Member of the House of Keys for Douglas North
- In office 23 September 2021 – 3 August 2026 Serving with David Ashford

Personal details
- Died: 2 August 2026
- Party: Independent

= John Wannenburgh =

Manx politician (died 2026)

John Charles Wannenburgh (died 2 August 2026) was a Manx politician who was a Member of the House of Keys for Douglas North from his election in 2021 until his death in 2026.

== Political career ==
Wannenburgh stood for election at the 2021 Manx General Election in which he contested the constituency of Douglas North.

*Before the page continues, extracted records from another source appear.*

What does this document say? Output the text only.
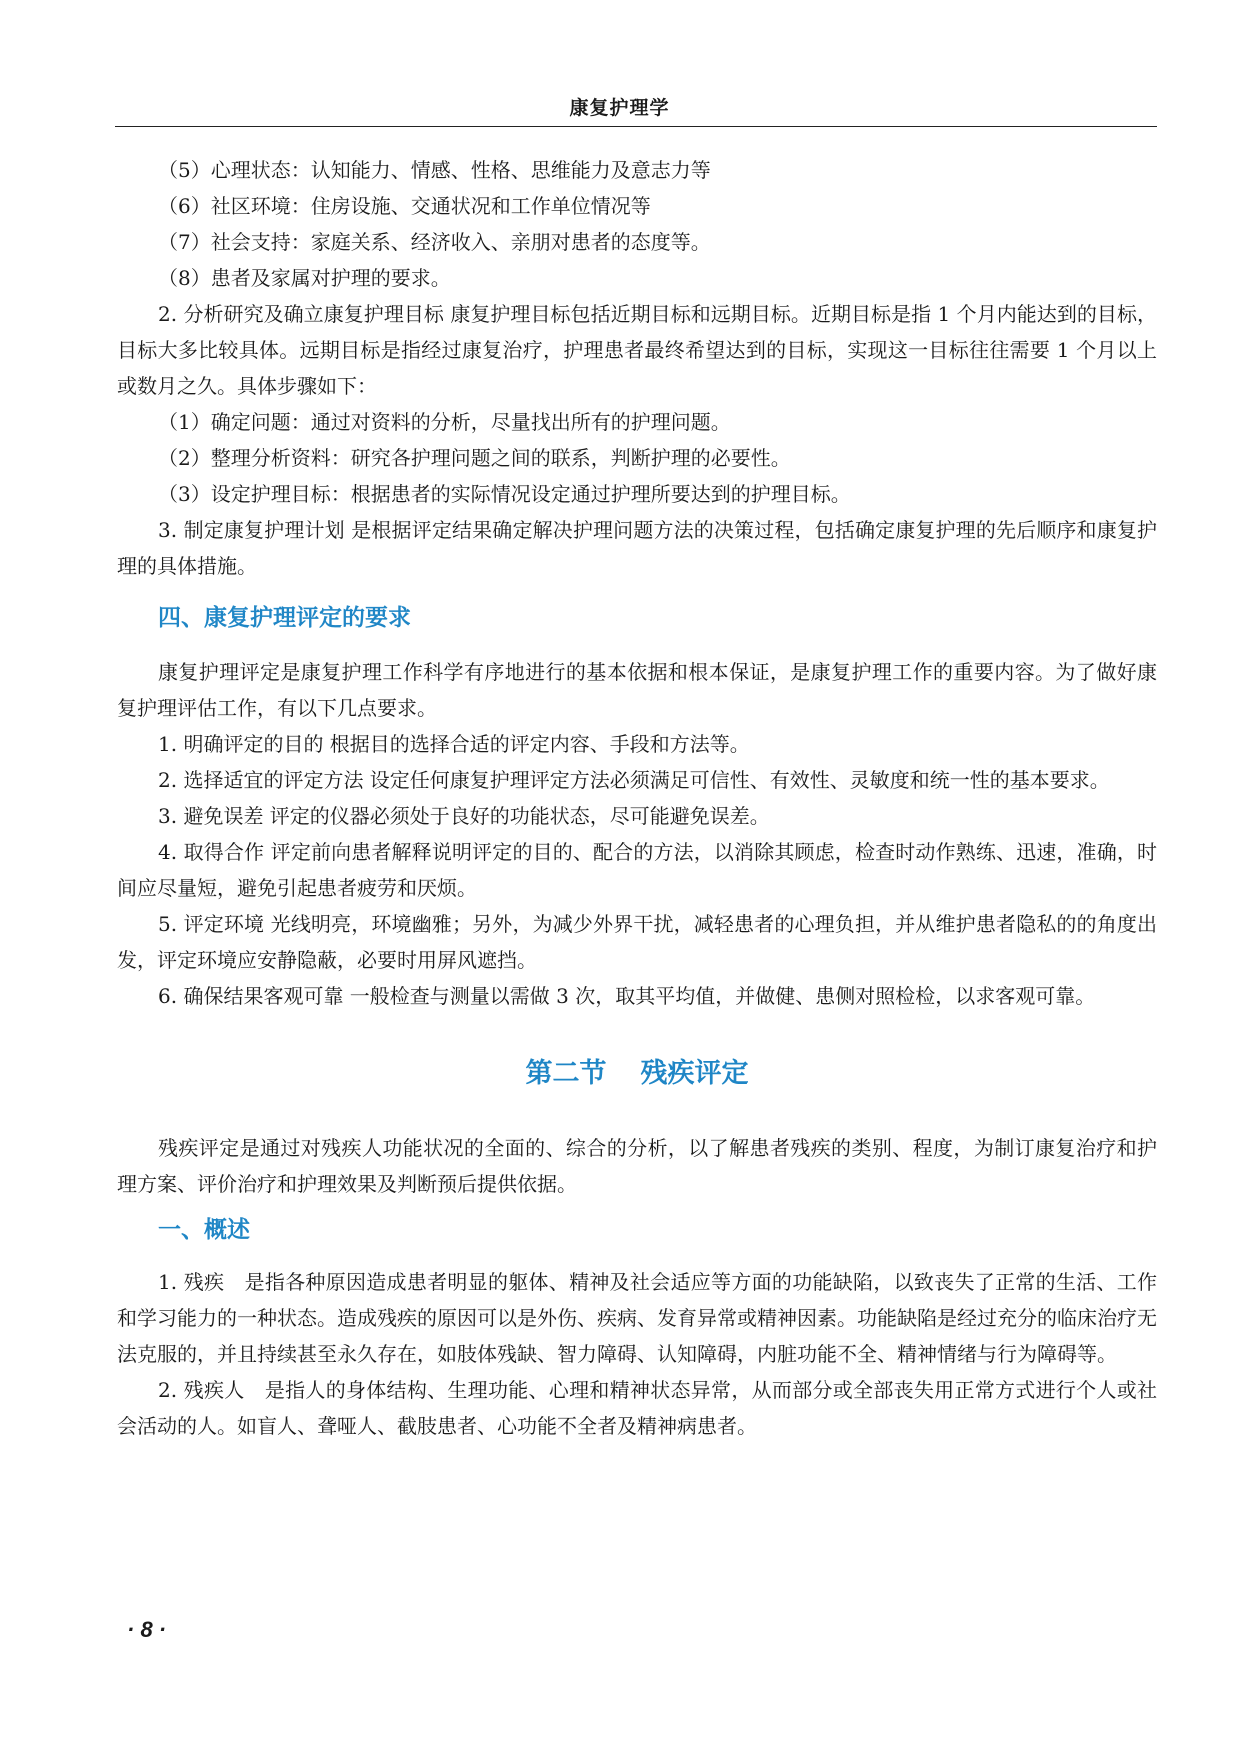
康复护理学

（5）心理状态：认知能力、情感、性格、思维能力及意志力等

（6）社区环境：住房设施、交通状况和工作单位情况等

（7）社会支持：家庭关系、经济收入、亲朋对患者的态度等。

（8）患者及家属对护理的要求。

2. 分析研究及确立康复护理目标 康复护理目标包括近期目标和远期目标。近期目标是指 1 个月内能达到的目标，目标大多比较具体。远期目标是指经过康复治疗，护理患者最终希望达到的目标，实现这一目标往往需要 1 个月以上或数月之久。具体步骤如下：

（1）确定问题：通过对资料的分析，尽量找出所有的护理问题。

（2）整理分析资料：研究各护理问题之间的联系，判断护理的必要性。

（3）设定护理目标：根据患者的实际情况设定通过护理所要达到的护理目标。

3. 制定康复护理计划 是根据评定结果确定解决护理问题方法的决策过程，包括确定康复护理的先后顺序和康复护理的具体措施。

四、康复护理评定的要求

康复护理评定是康复护理工作科学有序地进行的基本依据和根本保证，是康复护理工作的重要内容。为了做好康复护理评估工作，有以下几点要求。

1. 明确评定的目的 根据目的选择合适的评定内容、手段和方法等。

2. 选择适宜的评定方法 设定任何康复护理评定方法必须满足可信性、有效性、灵敏度和统一性的基本要求。

3. 避免误差 评定的仪器必须处于良好的功能状态，尽可能避免误差。

4. 取得合作 评定前向患者解释说明评定的目的、配合的方法，以消除其顾虑，检查时动作熟练、迅速，准确，时间应尽量短，避免引起患者疲劳和厌烦。

5. 评定环境 光线明亮，环境幽雅；另外，为减少外界干扰，减轻患者的心理负担，并从维护患者隐私的的角度出发，评定环境应安静隐蔽，必要时用屏风遮挡。

6. 确保结果客观可靠 一般检查与测量以需做 3 次，取其平均值，并做健、患侧对照检检，以求客观可靠。

第二节 残疾评定

残疾评定是通过对残疾人功能状况的全面的、综合的分析，以了解患者残疾的类别、程度，为制订康复治疗和护理方案、评价治疗和护理效果及判断预后提供依据。

一、概述

1. 残疾　是指各种原因造成患者明显的躯体、精神及社会适应等方面的功能缺陷，以致丧失了正常的生活、工作和学习能力的一种状态。造成残疾的原因可以是外伤、疾病、发育异常或精神因素。功能缺陷是经过充分的临床治疗无法克服的，并且持续甚至永久存在，如肢体残缺、智力障碍、认知障碍，内脏功能不全、精神情绪与行为障碍等。

2. 残疾人　是指人的身体结构、生理功能、心理和精神状态异常，从而部分或全部丧失用正常方式进行个人或社会活动的人。如盲人、聋哑人、截肢患者、心功能不全者及精神病患者。

· 8 ·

He polled 763 votes (21.6% of the vote share) securing one of the two seats available, being second to David Ashford.

During his tenure as an MHK, Wannenburgh served as Chairman of the Manx Utilities Authority.

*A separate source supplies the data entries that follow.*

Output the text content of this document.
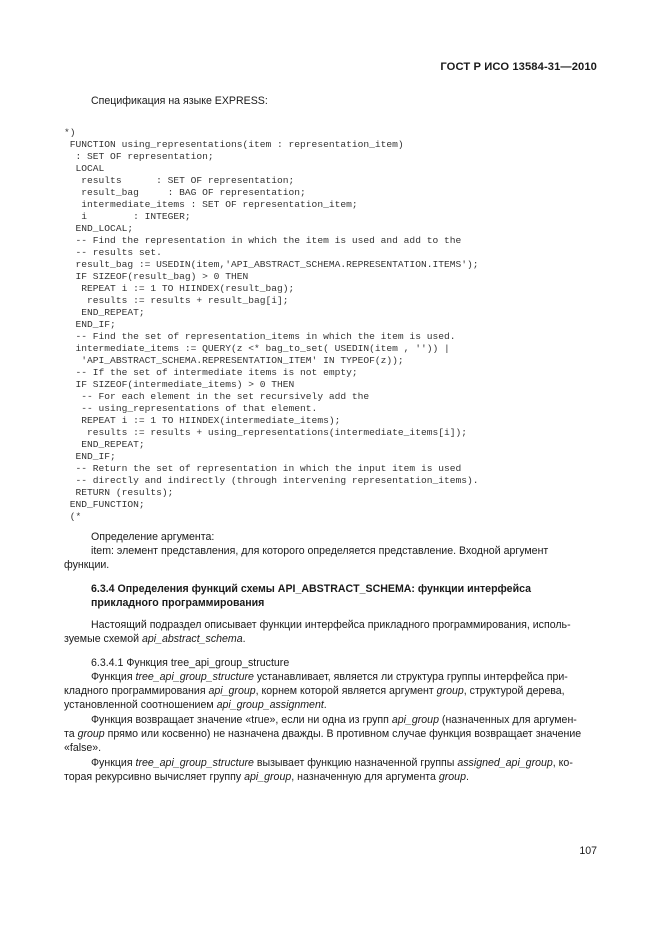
ГОСТ Р ИСО 13584-31—2010
Спецификация на языке EXPRESS:
*)
FUNCTION using_representations(item : representation_item)
: SET OF representation;
LOCAL
results      : SET OF representation;
result_bag     : BAG OF representation;
intermediate_items : SET OF representation_item;
i        : INTEGER;
END_LOCAL;
-- Find the representation in which the item is used and add to the
-- results set.
result_bag := USEDIN(item,'API_ABSTRACT_SCHEMA.REPRESENTATION.ITEMS');
IF SIZEOF(result_bag) > 0 THEN
REPEAT i := 1 TO HIINDEX(result_bag);
results := results + result_bag[i];
END_REPEAT;
END_IF;
-- Find the set of representation_items in which the item is used.
intermediate_items := QUERY(z <* bag_to_set( USEDIN(item , '')) |
'API_ABSTRACT_SCHEMA.REPRESENTATION_ITEM' IN TYPEOF(z));
-- If the set of intermediate items is not empty;
IF SIZEOF(intermediate_items) > 0 THEN
-- For each element in the set recursively add the
-- using_representations of that element.
REPEAT i := 1 TO HIINDEX(intermediate_items);
results := results + using_representations(intermediate_items[i]);
END_REPEAT;
END_IF;
-- Return the set of representation in which the input item is used
-- directly and indirectly (through intervening representation_items).
RETURN (results);
END_FUNCTION;
(*
Определение аргумента:
item: элемент представления, для которого определяется представление. Входной аргумент
функции.
6.3.4 Определения функций схемы API_ABSTRACT_SCHEMA: функции интерфейса
прикладного программирования
Настоящий подраздел описывает функции интерфейса прикладного программирования, исполь-
зуемые схемой api_abstract_schema.
6.3.4.1 Функция tree_api_group_structure
Функция tree_api_group_structure устанавливает, является ли структура группы интерфейса при-
кладного программирования api_group, корнем которой является аргумент group, структурой дерева,
установленной соотношением api_group_assignment.
Функция возвращает значение «true», если ни одна из групп api_group (назначенных для аргумен-
та group прямо или косвенно) не назначена дважды. В противном случае функция возвращает значение
«false».
Функция tree_api_group_structure вызывает функцию назначенной группы assigned_api_group, ко-
торая рекурсивно вычисляет группу api_group, назначенную для аргумента group.
107
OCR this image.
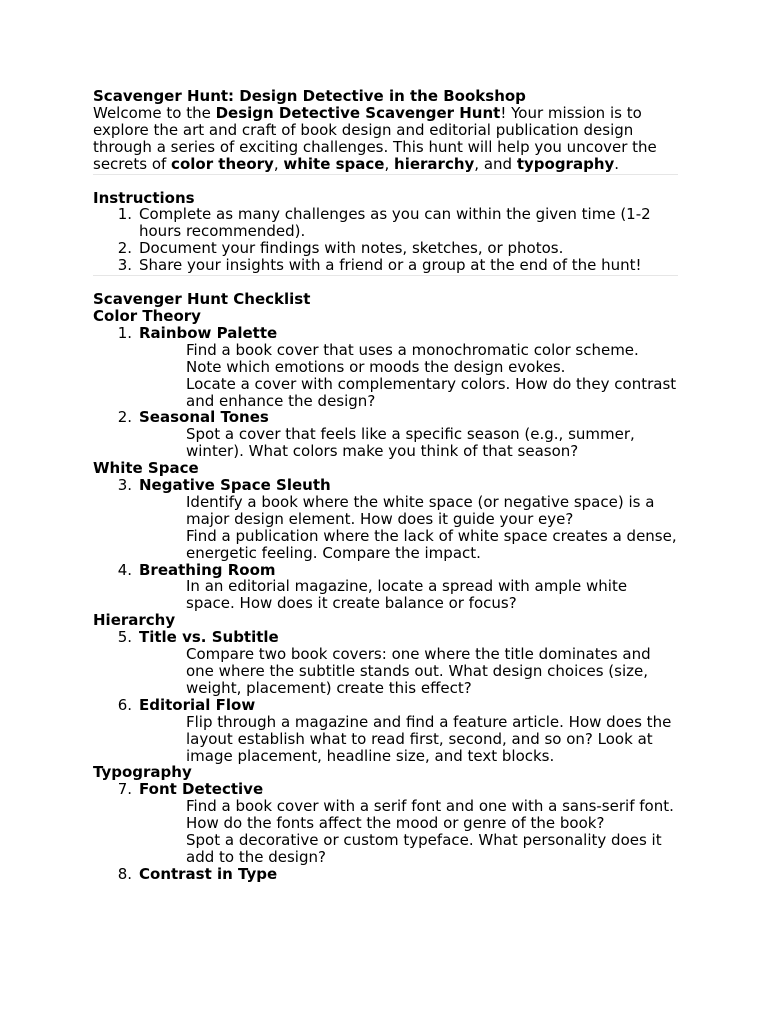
Scavenger Hunt: Design Detective in the Bookshop

Welcome to the Design Detective Scavenger Hunt! Your mission is to explore the art and craft of book design and editorial publication design through a series of exciting challenges. This hunt will help you uncover the secrets of color theory, white space, hierarchy, and typography.

Instructions

1. Complete as many challenges as you can within the given time (1-2 hours recommended).
2. Document your findings with notes, sketches, or photos.
3. Share your insights with a friend or a group at the end of the hunt!

Scavenger Hunt Checklist

Color Theory

1. Rainbow Palette

Find a book cover that uses a monochromatic color scheme. Note which emotions or moods the design evokes.

Locate a cover with complementary colors. How do they contrast and enhance the design?

2. Seasonal Tones

Spot a cover that feels like a specific season (e.g., summer, winter). What colors make you think of that season?

White Space

3. Negative Space Sleuth

Identify a book where the white space (or negative space) is a major design element. How does it guide your eye?

Find a publication where the lack of white space creates a dense, energetic feeling. Compare the impact.

4. Breathing Room

In an editorial magazine, locate a spread with ample white space. How does it create balance or focus?

Hierarchy

5. Title vs. Subtitle

Compare two book covers: one where the title dominates and one where the subtitle stands out. What design choices (size, weight, placement) create this effect?

6. Editorial Flow

Flip through a magazine and find a feature article. How does the layout establish what to read first, second, and so on? Look at image placement, headline size, and text blocks.

Typography

7. Font Detective

Find a book cover with a serif font and one with a sans-serif font. How do the fonts affect the mood or genre of the book?

Spot a decorative or custom typeface. What personality does it add to the design?

8. Contrast in Type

== Personal life and death ==
Born in Cleethorpes, Lincolnshire, and raised in South Africa, Wannenburgh was educated at Kearsney College and Isle of Man Business School (via John Moores University) gaining a BA (Hons).
He served in the South African Navy from 1984 - 1986.

Prior to his career in politics Wannenburgh was the founder of the Isle of Man Sporting and Dining Club. In this role he hosted dinners attended by numerous celebrities which in turn raised proceeds towards local charities.

Wannenburgh died in his sleep on 2 August 2026.He was survived by his wife Lisa and his three sons.